By following these guidelines and creating a suitable environment that meets the needs of both plecos and shrimp, you can create a harmonious and visually appealing aquarium that allows both species to thrive together.


In conclusion, setting up an aquarium to accommodate both plecos and shrimp can be a rewarding endeavor, offering the opportunity to create a visually captivating and balanced ecosystem within the confines of your tank. Careful attention to tank size, substrate, hiding places, water parameters, and compatible species is essential to ensure the well-being of both plecos and shrimp. However, a common question that often arises when considering this combination is, “Will plecos eat shrimp?”

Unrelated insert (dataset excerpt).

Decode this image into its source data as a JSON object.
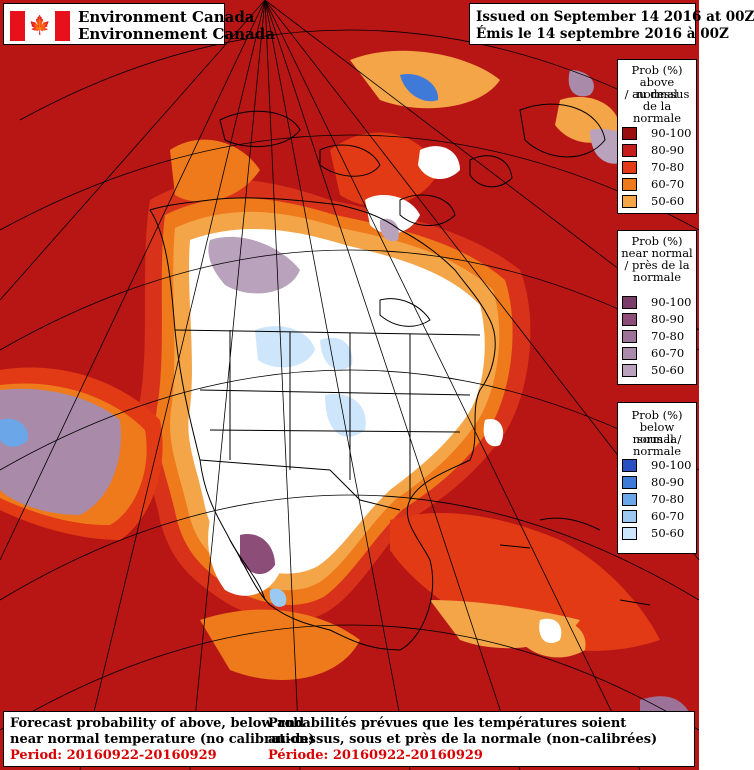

The answer to this question is not a straightforward yes or no but rather a nuanced consideration of various factors. While plecos are primarily herbivorous and not typically inclined to prey on shrimp, the potential for plecos to eat shrimp can depend on the individual behavior of the pleco, the size of the pleco species, and the availability of hiding places for the shrimp. Therefore, it’s vital to carefully assess these factors and provide a well-designed tank that fosters a peaceful coexistence between these two aquatic inhabitants.

In summary, with proper planning and attention to the unique needs of both plecos and shrimp, it is indeed possible to create an aquarium that accommodates both species harmoniously, ensuring that plecos will not eat shrimp or pose a threat to their peaceful existence.